Le fait est que souvent, les étudiants de première année ont des défauts qui tiennent moins à l'ignorance qu'à une disposition d'esprit qui leur joue des tours. Parmi tout ce qui pose tôt ou tard des problèmes :

  • attendre la fin du semestre pour rendre un devoir sous prétexte qu'il faut aussi en rendre dans d'autres matières... très mauvais calcul. Les devoirs rendus dans les dernières et avant-dernières séances de cours sont souvent très mauvais, bâclés, et en prime, impossibles à rattraper, car il ne peut y avoir de seconde chance ou de réel apprentissage de ses erreurs en arrivant à des délais aussi serrés par rapport aux partiels de fin de semestre
  • croire qu'il n'y a qu'une seule réponse à une question, et donc que cette réponse peut se trouver quelque part, éventuellement sur Internet ou en demandant à ses camarades. Ce travers est sans doute un héritage de l'apprentissage très scolaire du lycée en vue de la préparation du baccalauréat. Il faut après plusieurs années pour désapprendre le réflexe de réponse unique... ce qui est d'autant plus difficile qu'elle continue d'être réclamée dans certaines matières, pour les QCM (questionnaire à choix multiple) en première année, et par la suite avec des questions de cours. Il en résulte des étudiants excellents sur les questions de pur cours et faibles en dissertation ou commentaires
  • croire que les savoirs sont étanches. A force de réviser pour des matière distinctes, les étudiants arrivent à l'université en croyant que ce qu'ils apprennent dans un cours une année ne sert que pour ce cours, cette année... c'est passer complètement à côté de l'enjeu principal. Le droit civil n'est pas isolé du droit pénal, qui n'est pas déconnecté de l'histoire du droit (en particulier pour la doctrine et les débats) ou de la sociologie (criminologie, ...). Il est impossible de devenir à terme un bon professionnel en se comportant de manière "autiste", en séquençant et isolant chaque domaine. En pratique, tout est lié, le découpage des savoirs pour l'enseigner n'est qu'un pis aller, quelque chose qu'on fait faute de mieux. Malheureusement il conduit à l'illusion qu'il est possible vivre d'être un hyper spécialiste... S'il est vrai que ces vingt à trente dernières années, la spécialisation a été largement promue, nous entrons désormais dans une période de mouvement inverse, avec une progressive valorisation de la pluridisciplinarité et du travail d'équipe entre personnes de spécialités différentes, ce qui implique d'être capable de connaître un peu le domaine de l'autre, ne serait-ce que pour le comprendre. En somme, c'est à tous les niveaux un non sens que d'apprendre des tranches de savoirs saucissonnées.
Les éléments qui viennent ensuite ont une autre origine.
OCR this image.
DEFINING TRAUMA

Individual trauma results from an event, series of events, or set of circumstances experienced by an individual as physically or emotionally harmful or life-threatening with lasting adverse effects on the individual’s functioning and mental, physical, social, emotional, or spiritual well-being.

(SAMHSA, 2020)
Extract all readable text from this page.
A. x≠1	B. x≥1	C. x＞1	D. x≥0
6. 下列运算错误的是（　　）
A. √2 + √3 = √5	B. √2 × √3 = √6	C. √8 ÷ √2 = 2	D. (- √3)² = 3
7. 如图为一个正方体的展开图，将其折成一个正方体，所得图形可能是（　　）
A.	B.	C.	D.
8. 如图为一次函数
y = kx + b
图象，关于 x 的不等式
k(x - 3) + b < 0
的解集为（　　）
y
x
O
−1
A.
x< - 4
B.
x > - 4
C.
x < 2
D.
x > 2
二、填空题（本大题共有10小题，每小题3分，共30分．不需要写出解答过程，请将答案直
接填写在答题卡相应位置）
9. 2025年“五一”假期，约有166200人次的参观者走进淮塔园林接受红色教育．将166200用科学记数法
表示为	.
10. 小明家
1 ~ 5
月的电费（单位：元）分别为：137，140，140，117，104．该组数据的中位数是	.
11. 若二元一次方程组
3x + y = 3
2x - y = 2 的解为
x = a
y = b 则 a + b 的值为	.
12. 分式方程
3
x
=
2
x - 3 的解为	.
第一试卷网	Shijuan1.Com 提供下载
  • venir passivement en cours. Souvent les étudiants s'installent et attendent simplement que l'heure passe, sans préparer les textes qu'ils doivent lire et sans préparer les devoirs qu'ils ne comptent pas rendre. C'est une mauvaise politique car elle revient à ne tirer strictement aucun profit du fait même d'avoir des travaux dirigés, à ce compte, autant travailler seul avec des livres. Cette attitude a une conséquence très simple : les étudiants concernés ne peuvent compter que sur leur mémoire courte pour l'examen final, ils se sont coupés toutes les chances de développer leur mémoire longue, celle qui restera. Sans implication personnelle (prendre le temps de lire et de se préparer), sans "prise de risque" (parler devant la classe !!), sans mise à l'épreuve de ses connaissances et de ce qu'on croit avoir compris (en répondant aux questions ou en en posant pour préciser les données), il n'y apas de réel apprentissage, un apprentissage durable, qui ne soit pas qu'un passage en coup de vent à l'université, du genre qui ne laisse aucune trace hormis le souvenir de s'être ennuyé... En somme, sans se donner les moyens d'apprendre, on perd réellement son temps.